I believe that poetry needs a very delicate touch.”

I actually met my now husband Kamlesh through poetry too. Kamlesh’s wife had passed away some time prior to us meeting, he was feeling lost and alone and spent a lot of time at home. Someone gave him the number of my poetry group and he rang me up and joined the group. We spent a lot of time together through the poetry group and our relationship developed over time and subsequently we married.

What does success mean to you?

Success is a very relative thing. I am a successful poet but it took a long time to win that status, mainly because although I know my worth and can validate myself, I’ve always held this belief that success is in the eyes of other people.

I’ve always known that I’m a good writer, but when it began to be recognised and I heard the words “you are one of our best senior poets” I truly felt successful.

Do you ever get writers block and how do you push past that?

I find that I tend to get writers block if there’s too much going on in my life. Meditation is something that allows me to clear my mind and is something I’ve done for a long time, it’s always possible to find 10 minutes here or there throughout the day.
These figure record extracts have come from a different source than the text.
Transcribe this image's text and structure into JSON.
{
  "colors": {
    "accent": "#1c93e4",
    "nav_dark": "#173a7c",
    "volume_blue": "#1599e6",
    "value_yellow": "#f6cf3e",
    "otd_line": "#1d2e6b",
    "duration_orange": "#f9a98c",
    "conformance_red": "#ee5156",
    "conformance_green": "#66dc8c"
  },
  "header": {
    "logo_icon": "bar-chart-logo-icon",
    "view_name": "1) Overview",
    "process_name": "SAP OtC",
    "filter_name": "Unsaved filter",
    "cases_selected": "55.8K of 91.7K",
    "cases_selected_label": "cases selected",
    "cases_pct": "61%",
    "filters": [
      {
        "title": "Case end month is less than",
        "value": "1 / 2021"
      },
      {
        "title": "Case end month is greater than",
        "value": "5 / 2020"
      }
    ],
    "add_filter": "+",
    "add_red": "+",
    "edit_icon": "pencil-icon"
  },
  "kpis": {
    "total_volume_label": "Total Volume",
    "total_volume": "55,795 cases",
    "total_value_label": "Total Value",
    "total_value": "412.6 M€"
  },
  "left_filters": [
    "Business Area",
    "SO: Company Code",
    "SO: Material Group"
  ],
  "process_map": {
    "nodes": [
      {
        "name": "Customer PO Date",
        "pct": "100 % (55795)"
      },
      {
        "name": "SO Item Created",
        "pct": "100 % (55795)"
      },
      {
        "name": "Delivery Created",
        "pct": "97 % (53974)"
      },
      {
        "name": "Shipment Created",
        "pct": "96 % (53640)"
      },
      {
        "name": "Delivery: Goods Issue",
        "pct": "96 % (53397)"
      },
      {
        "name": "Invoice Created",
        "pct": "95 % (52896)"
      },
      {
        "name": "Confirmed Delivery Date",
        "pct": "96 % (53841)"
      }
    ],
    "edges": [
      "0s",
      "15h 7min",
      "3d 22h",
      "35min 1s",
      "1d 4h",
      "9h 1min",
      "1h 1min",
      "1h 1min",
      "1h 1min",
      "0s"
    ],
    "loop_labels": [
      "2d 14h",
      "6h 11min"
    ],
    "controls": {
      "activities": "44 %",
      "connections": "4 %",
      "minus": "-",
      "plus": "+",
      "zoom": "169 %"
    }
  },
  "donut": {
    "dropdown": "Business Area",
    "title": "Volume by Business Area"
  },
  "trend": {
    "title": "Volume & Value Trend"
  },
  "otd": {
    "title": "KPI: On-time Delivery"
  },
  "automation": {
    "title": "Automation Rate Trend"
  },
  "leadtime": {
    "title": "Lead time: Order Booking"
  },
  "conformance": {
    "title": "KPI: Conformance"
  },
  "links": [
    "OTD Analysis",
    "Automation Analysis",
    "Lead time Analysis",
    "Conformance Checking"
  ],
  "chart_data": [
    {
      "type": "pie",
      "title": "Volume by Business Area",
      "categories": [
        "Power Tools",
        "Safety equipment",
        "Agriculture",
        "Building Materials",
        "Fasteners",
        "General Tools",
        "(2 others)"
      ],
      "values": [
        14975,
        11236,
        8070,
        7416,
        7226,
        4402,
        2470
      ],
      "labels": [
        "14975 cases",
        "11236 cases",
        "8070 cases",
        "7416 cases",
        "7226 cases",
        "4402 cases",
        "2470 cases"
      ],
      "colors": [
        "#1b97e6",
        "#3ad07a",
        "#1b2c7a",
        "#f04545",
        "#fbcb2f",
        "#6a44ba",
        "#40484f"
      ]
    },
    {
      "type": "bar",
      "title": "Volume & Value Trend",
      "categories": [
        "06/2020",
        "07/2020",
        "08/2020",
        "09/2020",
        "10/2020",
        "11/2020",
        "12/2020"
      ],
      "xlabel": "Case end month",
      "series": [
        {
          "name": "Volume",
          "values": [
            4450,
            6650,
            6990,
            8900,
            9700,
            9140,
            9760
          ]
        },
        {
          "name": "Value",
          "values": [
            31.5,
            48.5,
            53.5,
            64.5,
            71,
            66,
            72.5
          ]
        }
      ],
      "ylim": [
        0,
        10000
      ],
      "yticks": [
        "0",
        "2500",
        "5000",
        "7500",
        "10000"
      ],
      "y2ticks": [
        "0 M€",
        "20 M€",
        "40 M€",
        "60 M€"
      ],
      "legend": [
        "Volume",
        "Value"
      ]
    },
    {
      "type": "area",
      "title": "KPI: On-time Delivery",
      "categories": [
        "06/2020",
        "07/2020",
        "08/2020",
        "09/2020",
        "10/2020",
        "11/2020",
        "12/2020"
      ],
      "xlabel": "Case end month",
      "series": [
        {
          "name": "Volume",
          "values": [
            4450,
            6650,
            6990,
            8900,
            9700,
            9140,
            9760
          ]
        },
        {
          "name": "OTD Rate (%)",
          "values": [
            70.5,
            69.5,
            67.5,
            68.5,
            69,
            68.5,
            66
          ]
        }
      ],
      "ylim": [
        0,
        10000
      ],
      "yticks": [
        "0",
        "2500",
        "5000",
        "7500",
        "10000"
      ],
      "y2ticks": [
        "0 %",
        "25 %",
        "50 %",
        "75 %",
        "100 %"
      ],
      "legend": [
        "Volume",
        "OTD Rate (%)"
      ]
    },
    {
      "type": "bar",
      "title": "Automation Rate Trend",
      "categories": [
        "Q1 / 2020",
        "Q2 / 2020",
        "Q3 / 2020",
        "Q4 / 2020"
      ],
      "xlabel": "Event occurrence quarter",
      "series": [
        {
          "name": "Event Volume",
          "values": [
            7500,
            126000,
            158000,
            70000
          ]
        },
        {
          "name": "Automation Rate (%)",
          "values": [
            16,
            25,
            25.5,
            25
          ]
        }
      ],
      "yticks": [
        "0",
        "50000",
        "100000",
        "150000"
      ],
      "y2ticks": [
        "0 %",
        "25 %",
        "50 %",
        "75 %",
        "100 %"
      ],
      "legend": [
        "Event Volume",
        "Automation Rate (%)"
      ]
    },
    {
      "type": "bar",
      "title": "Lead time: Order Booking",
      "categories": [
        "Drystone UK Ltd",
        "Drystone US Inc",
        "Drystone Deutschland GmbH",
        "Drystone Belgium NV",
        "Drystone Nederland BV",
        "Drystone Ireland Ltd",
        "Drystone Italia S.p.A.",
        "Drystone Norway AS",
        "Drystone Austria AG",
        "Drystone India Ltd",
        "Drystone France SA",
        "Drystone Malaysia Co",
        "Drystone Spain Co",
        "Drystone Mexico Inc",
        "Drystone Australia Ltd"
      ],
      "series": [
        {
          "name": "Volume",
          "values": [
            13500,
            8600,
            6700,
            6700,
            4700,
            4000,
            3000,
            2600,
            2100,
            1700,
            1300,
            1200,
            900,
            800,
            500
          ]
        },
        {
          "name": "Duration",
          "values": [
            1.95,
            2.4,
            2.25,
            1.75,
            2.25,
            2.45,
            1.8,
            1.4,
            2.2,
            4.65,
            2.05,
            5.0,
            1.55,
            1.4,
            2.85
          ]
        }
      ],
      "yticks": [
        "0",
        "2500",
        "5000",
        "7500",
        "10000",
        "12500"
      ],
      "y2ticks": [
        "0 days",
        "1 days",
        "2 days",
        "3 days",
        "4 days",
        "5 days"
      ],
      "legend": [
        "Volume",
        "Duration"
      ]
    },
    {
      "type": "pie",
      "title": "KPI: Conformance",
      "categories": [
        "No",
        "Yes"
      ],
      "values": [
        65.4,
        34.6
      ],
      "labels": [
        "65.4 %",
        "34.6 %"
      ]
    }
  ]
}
I carry a note book with me everywhere, or I jot things down in the note section of my phone. I tend to write from the heart, and inspiration can come to me at any time. My poetry rarely rhymes.

What would you say to someone with a dream of becoming a writer who isn’t sure how to start?

The only way that you can become a writer is to simply start writing. Stephen King wrote a very good book on writing called ‘On Writing’. I often buy copies for friends.

A good place to start is to write a daily page. It can be about anything you like, fantasy or fact, emotion, an event. Just one page. I found that often my daily page was the prelude to a poem, the crystallisation of the thought in that page, so you never know where it might take you.

What advice would you give to a person moving through grief?

Keep busy with things that interest you and surround yourself with friends who love and uplift you. It takes time to get over anything that involves grief, be patient and ride with it. Write your thoughts and emotions down, I did this frequently at the beginning and after some time I found that I stopped writing about me and moved on to other things. Helping others is also an amazing way to fill your life with purpose. What ever you do, move with the grief rather than fighting it so that you give yourself the opportunity to heal.

Jane kindly shares some of her beautiful writing to finish our interview;

When I was ten years old I dreamed of being a writer. 
When I was fifteen I thought I'd be a painter, famous, of course.
In actual fact I became a writer in my fifties, after long years of being an art teacher I think I am a better writer than I am a painter. It happened this way: writing found me, not the other way around.

Why do I write? Because I can't help it. Because if I don't I'll explode, but also out of a conviction that I have something to say about being a woman, in an age where many women have only just got out of the closet, and some never will. My grandmother taught in a school in the East London slums. She was also a suffragette, of which I am immensely proud. She believed so strongly that women should have the vote, should be recognised as individuals and not chattels, should have the right to her own property after marriage (at the time what was hers automatically became her husband's!) - that she was prepared to go to prison for her beliefs, marched in processions, and chained herself to railings in protest.

Some of this protest may not be very obvious in my writing, but it is nevertheless there as an undercurrent. Behind my writing stand the icons of my existence, the women I admire because they are funny, adamant, persistent, supportive, tireless in pursuit of their rights - how then could I not use my best gift after being tutored by such an exemplar as my grandmother, who was all of these things?

Men and women of all ages write, read, and comment. That's a good sounding board for ideas and words. It's a good place to be.

~ Jane Bhandari

Jane thank you so much for sharing your journey to becoming a writer with us. Thank you for encouraging anyone moving through grief to stay strong and anyone with a dream of writing to just start.